Opéra, compte-rendu critique. Liège. Opéra Royal de Wallonie, le 2 janv 2018. Verdi : Rigoletto. Bisanti, M. di Pralafera. commencer 2018 sous les meilleurs auspices, l’Opéra Royal de Wallonie et son directeur Stefano Mazzonis di Pralafera offrent un véritable retour soixante ans en arrière, pour le plus discutable, mais aussi (et surtout) pour le meilleur. Ainsi, au sujet de la mise en scène imaginée par le maître des lieux, évacuons d’emblée un regret : une direction d’acteurs paraissant comme laissée à l’abandon, chaque interprète usant au mieux de son expérience comme de son métier. Les déplacements des chœurs manquent ainsi de cohésion, et la passion animant les protagonistes apparaît bien souvent convenue, sinon ouvertement factice.
Retour aux années 50
Mais on ne peut s’empêcher d’admirer les superbes costumes et surtout les splendides toiles peintes en trompe-l’œil qui représentent les différents lieux de l’action tels que le livret les expose, les changements à vue achevant de nous transporter dans un passé révolu. Ce qui était la norme voilà à peine plus d’un demi-siècle apparaît aujourd’hui comme une exception, une rareté qu’on goûte avec un regard plus critique mais aussi un plaisir presque enfantin.
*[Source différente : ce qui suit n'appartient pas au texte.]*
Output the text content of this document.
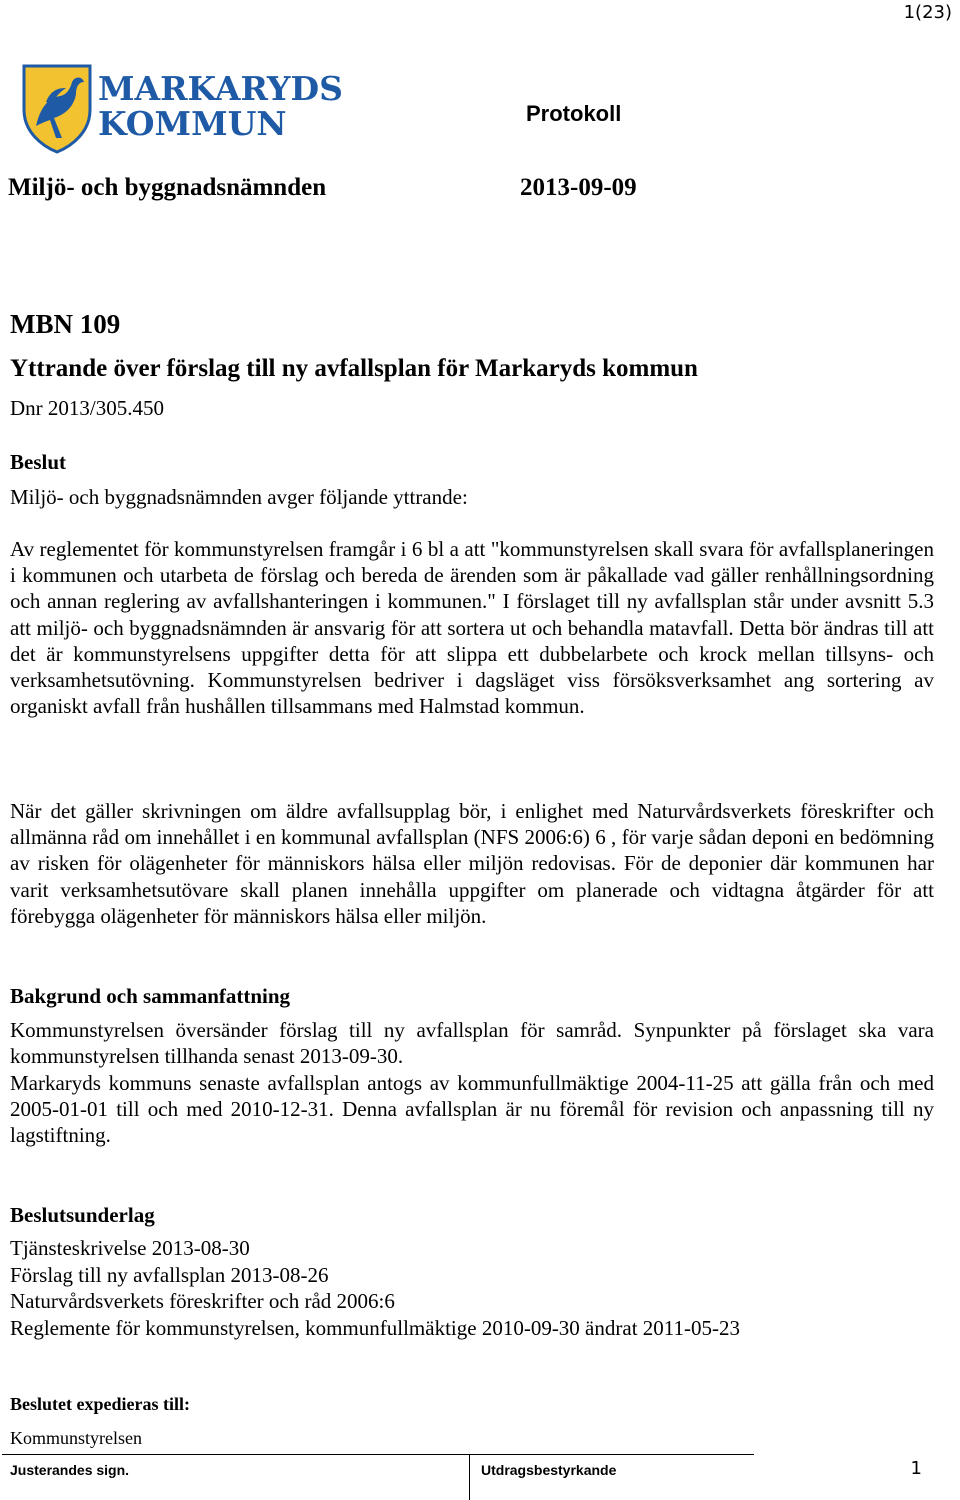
1(23)
MARKARYDS
KOMMUN	Protokoll
Miljö- och byggnadsnämnden	2013-09-09
MBN 109
Yttrande över förslag till ny avfallsplan för Markaryds kommun
Dnr 2013/305.450
Beslut
Miljö- och byggnadsnämnden avger följande yttrande:
Av reglementet för kommunstyrelsen framgår i 6 bl a att "kommunstyrelsen skall svara för avfallsplaneringen i kommunen och utarbeta de förslag och bereda de ärenden som är påkallade vad gäller renhållningsordning och annan reglering av avfallshanteringen i kommunen." I förslaget till ny avfallsplan står under avsnitt 5.3 att miljö- och byggnadsnämnden är ansvarig för att sortera ut och behandla matavfall. Detta bör ändras till att det är kommunstyrelsens uppgifter detta för att slippa ett dubbelarbete och krock mellan tillsyns- och verksamhetsutövning. Kommunstyrelsen bedriver i dagsläget viss försöksverksamhet ang sortering av organiskt avfall från hushållen tillsammans med Halmstad kommun.
När det gäller skrivningen om äldre avfallsupplag bör, i enlighet med Naturvårdsverkets föreskrifter och allmänna råd om innehållet i en kommunal avfallsplan (NFS 2006:6) 6 , för varje sådan deponi en bedömning av risken för olägenheter för människors hälsa eller miljön redovisas. För de deponier där kommunen har varit verksamhetsutövare skall planen innehålla uppgifter om planerade och vidtagna åtgärder för att förebygga olägenheter för människors hälsa eller miljön.
Bakgrund och sammanfattning
Kommunstyrelsen översänder förslag till ny avfallsplan för samråd. Synpunkter på förslaget ska vara kommunstyrelsen tillhanda senast 2013-09-30.
Markaryds kommuns senaste avfallsplan antogs av kommunfullmäktige 2004-11-25 att gälla från och med 2005-01-01 till och med 2010-12-31. Denna avfallsplan är nu föremål för revision och anpassning till ny lagstiftning.
Beslutsunderlag
Tjänsteskrivelse 2013-08-30
Förslag till ny avfallsplan 2013-08-26
Naturvårdsverkets föreskrifter och råd 2006:6
Reglemente för kommunstyrelsen, kommunfullmäktige 2010-09-30 ändrat 2011-05-23
Beslutet expedieras till:
Kommunstyrelsen
Justerandes sign.	Utdragsbestyrkande	1
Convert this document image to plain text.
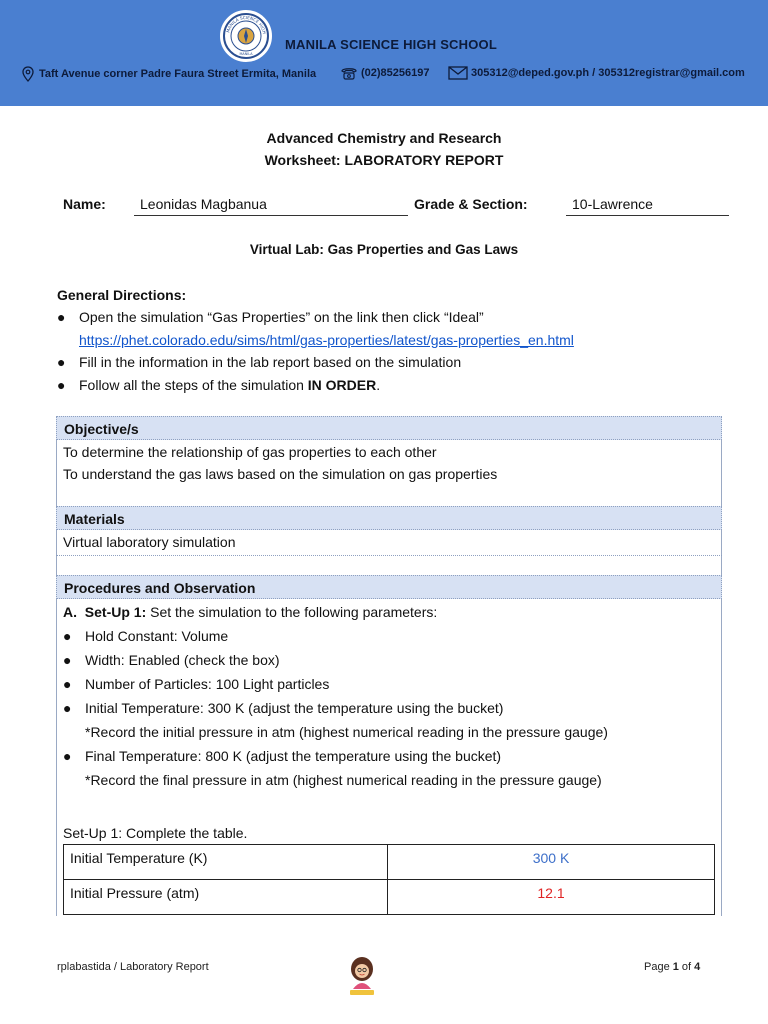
MANILA SCIENCE HIGH
MANILA
MANILA SCIENCE HIGH SCHOOL
Taft Avenue corner Padre Faura Street Ermita, Manila	(02)85256197	305312@deped.gov.ph / 305312registrar@gmail.com
Advanced Chemistry and Research
Worksheet: LABORATORY REPORT
Name:	Leonidas Magbanua	Grade & Section:	10-Lawrence
Virtual Lab: Gas Properties and Gas Laws
General Directions:
● Open the simulation “Gas Properties” on the link then click “Ideal”
https://phet.colorado.edu/sims/html/gas-properties/latest/gas-properties_en.html
● Fill in the information in the lab report based on the simulation
● Follow all the steps of the simulation IN ORDER.
Objective/s
To determine the relationship of gas properties to each other
To understand the gas laws based on the simulation on gas properties
Materials
Virtual laboratory simulation
Procedures and Observation
A. Set-Up 1: Set the simulation to the following parameters:
● Hold Constant: Volume
● Width: Enabled (check the box)
● Number of Particles: 100 Light particles
● Initial Temperature: 300 K (adjust the temperature using the bucket)
*Record the initial pressure in atm (highest numerical reading in the pressure gauge)
● Final Temperature: 800 K (adjust the temperature using the bucket)
*Record the final pressure in atm (highest numerical reading in the pressure gauge)
Set-Up 1: Complete the table.
Initial Temperature (K)	300 K
Initial Pressure (atm)	12.1
rplabastida / Laboratory Report	Page 1 of 4
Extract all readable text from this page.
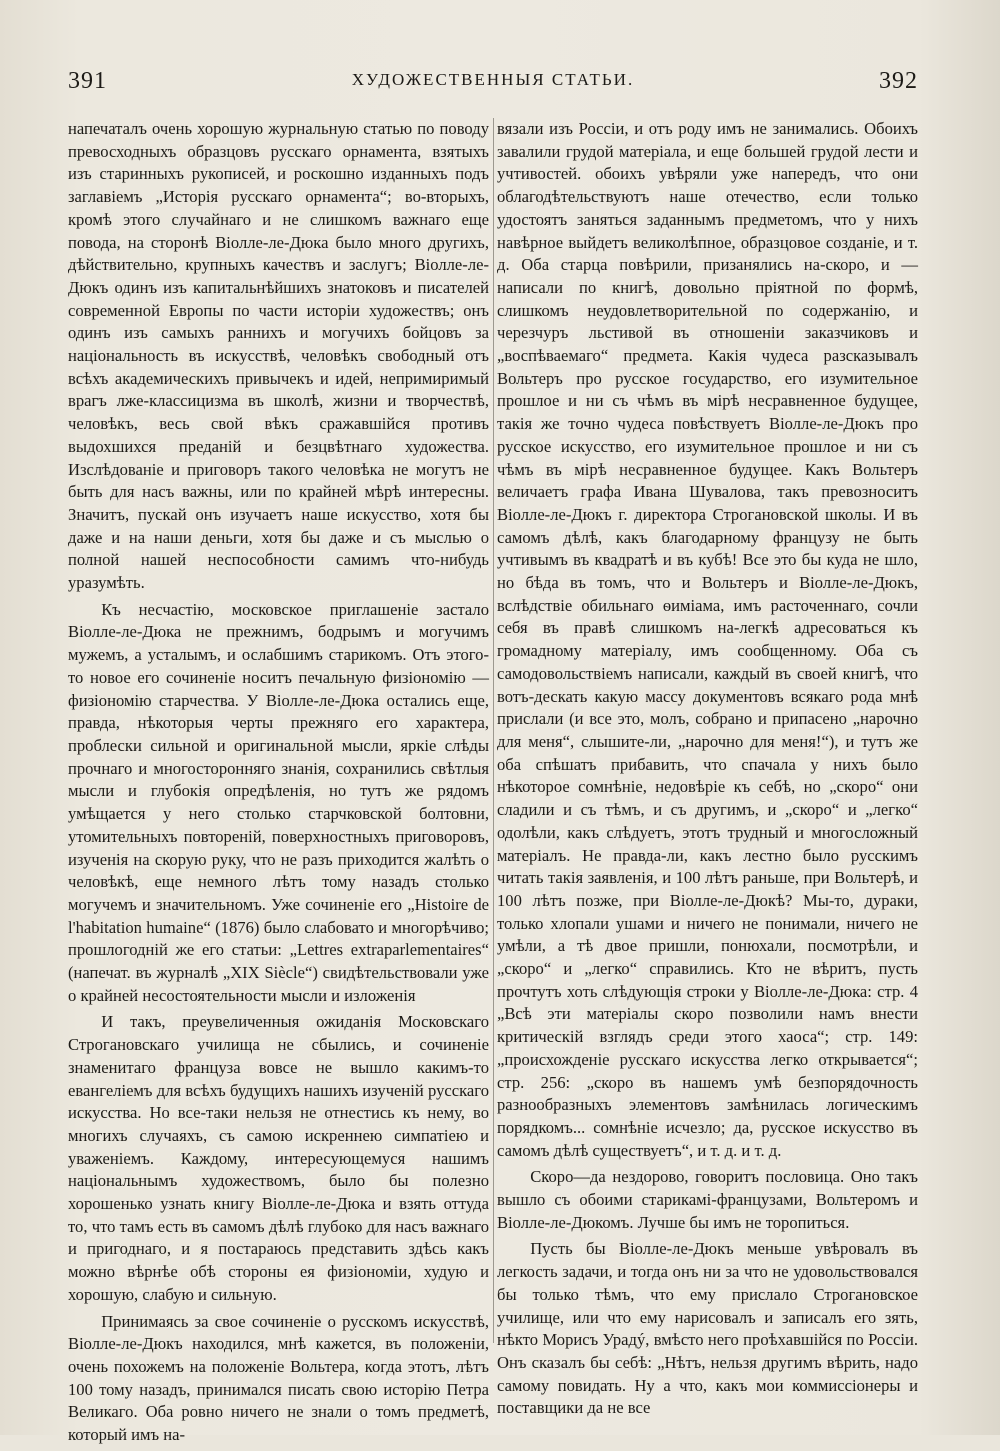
391	ХУДОЖЕСТВЕННЫЯ СТАТЬИ.	392

напечаталъ очень хорошую журнальную статью по поводу превосходныхъ образцовъ русскаго орнамента, взятыхъ изъ старинныхъ рукописей, и роскошно изданныхъ подъ заглавіемъ „Исторія русскаго орнамента“; во-вторыхъ, кромѣ этого случайнаго и не слишкомъ важнаго еще повода, на сторонѣ Віолле-ле-Дюка было много другихъ, дѣйствительно, крупныхъ качествъ и заслугъ; Віолле-ле-Дюкъ одинъ изъ капитальнѣйшихъ знатоковъ и писателей современной Европы по части исторіи художествъ; онъ одинъ изъ самыхъ раннихъ и могучихъ бойцовъ за національность въ искусствѣ, человѣкъ свободный отъ всѣхъ академическихъ привычекъ и идей, непримиримый врагъ лже-классицизма въ школѣ, жизни и творчествѣ, человѣкъ, весь свой вѣкъ сражавшійся противъ выдохшихся преданій и безцвѣтнаго художества. Изслѣдованіе и приговоръ такого человѣка не могутъ не быть для насъ важны, или по крайней мѣрѣ интересны. Значитъ, пускай онъ изучаетъ наше искусство, хотя бы даже и на наши деньги, хотя бы даже и съ мыслью о полной нашей неспособности самимъ что-нибудь уразумѣть.

Къ несчастію, московское приглашеніе застало Віолле-ле-Дюка не прежнимъ, бодрымъ и могучимъ мужемъ, а усталымъ, и ослабшимъ старикомъ. Отъ этого-то новое его сочиненіе носитъ печальную физіономію — физіономію старчества. У Віолле-ле-Дюка остались еще, правда, нѣкоторыя черты прежняго его характера, проблески сильной и оригинальной мысли, яркіе слѣды прочнаго и многосторонняго знанія, сохранились свѣтлыя мысли и глубокія опредѣленія, но тутъ же рядомъ умѣщается у него столько старчковской болтовни, утомительныхъ повтореній, поверхностныхъ приговоровъ, изученія на скорую руку, что не разъ приходится жалѣть о человѣкѣ, еще немного лѣтъ тому назадъ столько могучемъ и значительномъ. Уже сочиненіе его „Histoire de l'habitation humaine“ (1876) было слабовато и многорѣчиво; прошлогодній же его статьи: „Lettres extraparlementaires“ (напечат. въ журналѣ „XIX Siècle“) свидѣтельствовали уже о крайней несостоятельности мысли и изложенія

И такъ, преувеличенныя ожиданія Московскаго Строгановскаго училища не сбылись, и сочиненіе знаменитаго француза вовсе не вышло какимъ-то евангеліемъ для всѣхъ будущихъ нашихъ изученій русскаго искусства. Но все-таки нельзя не отнестись къ нему, во многихъ случаяхъ, съ самою искреннею симпатіею и уваженіемъ. Каждому, интересующемуся нашимъ національнымъ художествомъ, было бы полезно хорошенько узнать книгу Віолле-ле-Дюка и взять оттуда то, что тамъ есть въ самомъ дѣлѣ глубоко для насъ важнаго и пригоднаго, и я постараюсь представить здѣсь какъ можно вѣрнѣе обѣ стороны ея физіономіи, худую и хорошую, слабую и сильную.

Принимаясь за свое сочиненіе о русскомъ искусствѣ, Віолле-ле-Дюкъ находился, мнѣ кажется, въ положеніи, очень похожемъ на положеніе Вольтера, когда этотъ, лѣтъ 100 тому назадъ, принимался писать свою исторію Петра Великаго. Оба ровно ничего не знали о томъ предметѣ, который имъ на-

вязали изъ Россіи, и отъ роду имъ не занимались. Обоихъ завалили грудой матеріала, и еще большей грудой лести и учтивостей. обоихъ увѣряли уже напередъ, что они облагодѣтельствуютъ наше отечество, если только удостоятъ заняться заданнымъ предметомъ, что у нихъ навѣрное выйдетъ великолѣпное, образцовое созданіе, и т. д. Оба старца повѣрили, призанялись на-скоро, и — написали по книгѣ, довольно пріятной по формѣ, слишкомъ неудовлетворительной по содержанію, и черезчуръ льстивой въ отношеніи заказчиковъ и „воспѣваемаго“ предмета. Какія чудеса разсказывалъ Вольтеръ про русское государство, его изумительное прошлое и ни съ чѣмъ въ мірѣ несравненное будущее, такія же точно чудеса повѣствуетъ Віолле-ле-Дюкъ про русское искусство, его изумительное прошлое и ни съ чѣмъ въ мірѣ несравненное будущее. Какъ Вольтеръ величаетъ графа Ивана Шувалова, такъ превозноситъ Віолле-ле-Дюкъ г. директора Строгановской школы. И въ самомъ дѣлѣ, какъ благодарному французу не быть учтивымъ въ квадратѣ и въ кубѣ! Все это бы куда не шло, но бѣда въ томъ, что и Вольтеръ и Віолле-ле-Дюкъ, вслѣдствіе обильнаго ѳиміама, имъ расточеннаго, сочли себя въ правѣ слишкомъ на-легкѣ адресоваться къ громадному матеріалу, имъ сообщенному. Оба съ самодовольствіемъ написали, каждый въ своей книгѣ, что вотъ-дескать какую массу документовъ всякаго рода мнѣ прислали (и все это, молъ, собрано и припасено „нарочно для меня“, слышите-ли, „нарочно для меня!“), и тутъ же оба спѣшатъ прибавить, что спачала у нихъ было нѣкоторое сомнѣніе, недовѣріе къ себѣ, но „скоро“ они сладили и съ тѣмъ, и съ другимъ, и „скоро“ и „легко“ одолѣли, какъ слѣдуетъ, этотъ трудный и многосложный матеріалъ. Не правда-ли, какъ лестно было русскимъ читать такія заявленія, и 100 лѣтъ раньше, при Вольтерѣ, и 100 лѣтъ позже, при Віолле-ле-Дюкѣ? Мы-то, дураки, только хлопали ушами и ничего не понимали, ничего не умѣли, а тѣ двое пришли, понюхали, посмотрѣли, и „скоро“ и „легко“ справились. Кто не вѣритъ, пусть прочтутъ хоть слѣдующія строки у Віолле-ле-Дюка: стр. 4 „Всѣ эти матеріалы скоро позволили намъ внести критическій взглядъ среди этого хаоса“; стр. 149: „происхожденіе русскаго искусства легко открывается“; стр. 256: „скоро въ нашемъ умѣ безпорядочность разнообразныхъ элементовъ замѣнилась логическимъ порядкомъ... сомнѣніе исчезло; да, русское искусство въ самомъ дѣлѣ существуетъ“, и т. д. и т. д.

Скоро—да нездорово, говоритъ пословица. Оно такъ вышло съ обоими старикамі-французами, Вольтеромъ и Віолле-ле-Дюкомъ. Лучше бы имъ не торопиться.

Пусть бы Віолле-ле-Дюкъ меньше увѣровалъ въ легкость задачи, и тогда онъ ни за что не удовольствовался бы только тѣмъ, что ему прислало Строгановское училище, или что ему нарисовалъ и записалъ его зять, нѣкто Морисъ Урадý, вмѣсто него проѣхавшійся по Россіи. Онъ сказалъ бы себѣ: „Нѣтъ, нельзя другимъ вѣрить, надо самому повидать. Ну а что, какъ мои коммиссіонеры и поставщики да не все
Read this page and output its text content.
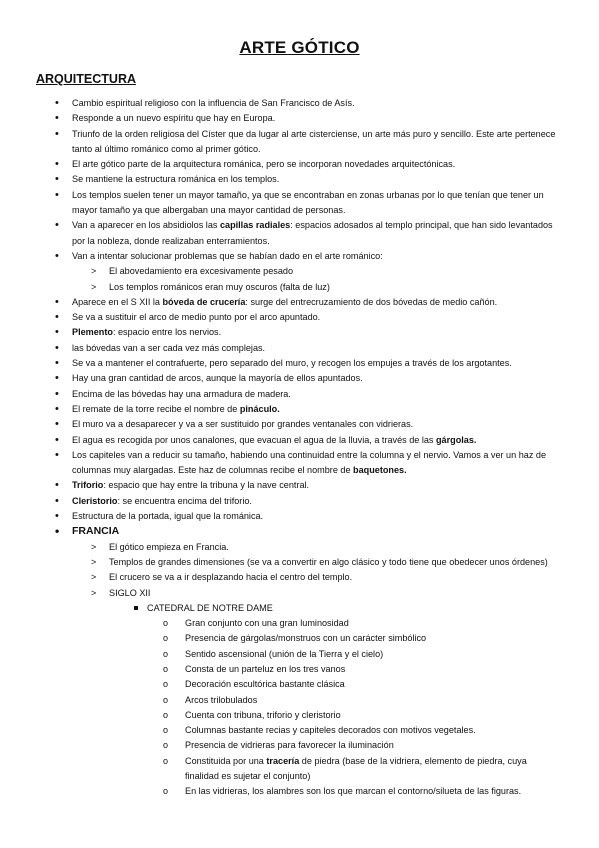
ARTE GÓTICO
ARQUITECTURA
• Cambio espiritual religioso con la influencia de San Francisco de Asís.
• Responde a un nuevo espíritu que hay en Europa.
• Triunfo de la orden religiosa del Císter que da lugar al arte cisterciense, un arte más puro y sencillo. Este arte pertenece tanto al último románico como al primer gótico.
• El arte gótico parte de la arquitectura románica, pero se incorporan novedades arquitectónicas.
• Se mantiene la estructura románica en los templos.
• Los templos suelen tener un mayor tamaño, ya que se encontraban en zonas urbanas por lo que tenían que tener un mayor tamaño ya que albergaban una mayor cantidad de personas.
• Van a aparecer en los absidiolos las capillas radiales: espacios adosados al templo principal, que han sido levantados por la nobleza, donde realizaban enterramientos.
• Van a intentar solucionar problemas que se habían dado en el arte románico:
> El abovedamiento era excesivamente pesado
> Los templos románicos eran muy oscuros (falta de luz)
• Aparece en el S XII la bóveda de crucería: surge del entrecruzamiento de dos bóvedas de medio cañón.
• Se va a sustituir el arco de medio punto por el arco apuntado.
• Plemento: espacio entre los nervios.
• las bóvedas van a ser cada vez más complejas.
• Se va a mantener el contrafuerte, pero separado del muro, y recogen los empujes a través de los argotantes.
• Hay una gran cantidad de arcos, aunque la mayoría de ellos apuntados.
• Encima de las bóvedas hay una armadura de madera.
• El remate de la torre recibe el nombre de pináculo.
• El muro va a desaparecer y va a ser sustituido por grandes ventanales con vidrieras.
• El agua es recogida por unos canalones, que evacuan el agua de la lluvia, a través de las gárgolas.
• Los capiteles van a reducir su tamaño, habiendo una continuidad entre la columna y el nervio. Vamos a ver un haz de columnas muy alargadas. Este haz de columnas recibe el nombre de baquetones.
• Triforio: espacio que hay entre la tribuna y la nave central.
• Cleristorio: se encuentra encima del triforio.
• Estructura de la portada, igual que la románica.
• FRANCIA
> El gótico empieza en Francia.
> Templos de grandes dimensiones (se va a convertir en algo clásico y todo tiene que obedecer unos órdenes)
> El crucero se va a ir desplazando hacia el centro del templo.
> SIGLO XII
CATEDRAL DE NOTRE DAME
o Gran conjunto con una gran luminosidad
o Presencia de gárgolas/monstruos con un carácter simbólico
o Sentido ascensional (unión de la Tierra y el cielo)
o Consta de un parteluz en los tres vanos
o Decoración escultórica bastante clásica
o Arcos trilobulados
o Cuenta con tribuna, triforio y cleristorio
o Columnas bastante recias y capiteles decorados con motivos vegetales.
o Presencia de vidrieras para favorecer la iluminación
o Constituida por una tracería de piedra (base de la vidriera, elemento de piedra, cuya finalidad es sujetar el conjunto)
o En las vidrieras, los alambres son los que marcan el contorno/silueta de las figuras.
On se laisse prendre d’autant plus facilement par le drame qui se joue de manière si lisible sous nos yeux que la distribution également nous transporte d’un bond dans la grande tradition vocale associée à cette œuvre au milieu du siècle dernier.
Portant littéralement le spectacle sur ses épaules, le Rigoletto de George Petean apparaît comme le meilleur titulaire actuel du rôle-titre, simplement éblouissant de bout en bout. En effet, le baryton roumain semble avoir fait sienne la leçon des grands interprètes du bouffon, de Riccardo Stracciari à Renato Bruson : un souci constant du legato, authentique ligne de chant lentement déroulée archet à la corde ; une émission haute et claire, permettant une exemplaire clarté du texte ; un extraordinaire sens du mot, donnant à chaque syllabe son poids juste, comme si les paroles se posaient simplement sur les notes. Un ensemble de qualités au seul service de la musique, qui se voit servie par un luxe inouï de nuances, du piano le plus intime au forte le plus autoritaire. On rend ainsi les armes devant cette musicalité à fleur de cœur qui, par sa sincérité totale, nous bouleverse et nous émeut aux larmes, tant dans le constat amer de « Pari siamo » que dans la violence rageuse puis la supplique déchirante de « Cortigiani ». Car le chanteur possède un art plus rare encore : celui de jouer avec le silence et de l’habiter, dans une tension dramatique jamais relâchée. Bien entendu, on se doit d’achever ce concert de louanges en évoquant l’aisance spectaculaire des notes aigues, facilité qui nous vaut, à la fin du duo de la Vengeance, le plus long la bémol jamais entendu, tenu quasiment jusqu’au dernier accord de la conclusion orchestrale ( !) ainsi que, à la fin de l’ouvrage, un si naturel interpolé, audace qu’on n’avait plus entendue depuis le légendaire Sherill Milnes.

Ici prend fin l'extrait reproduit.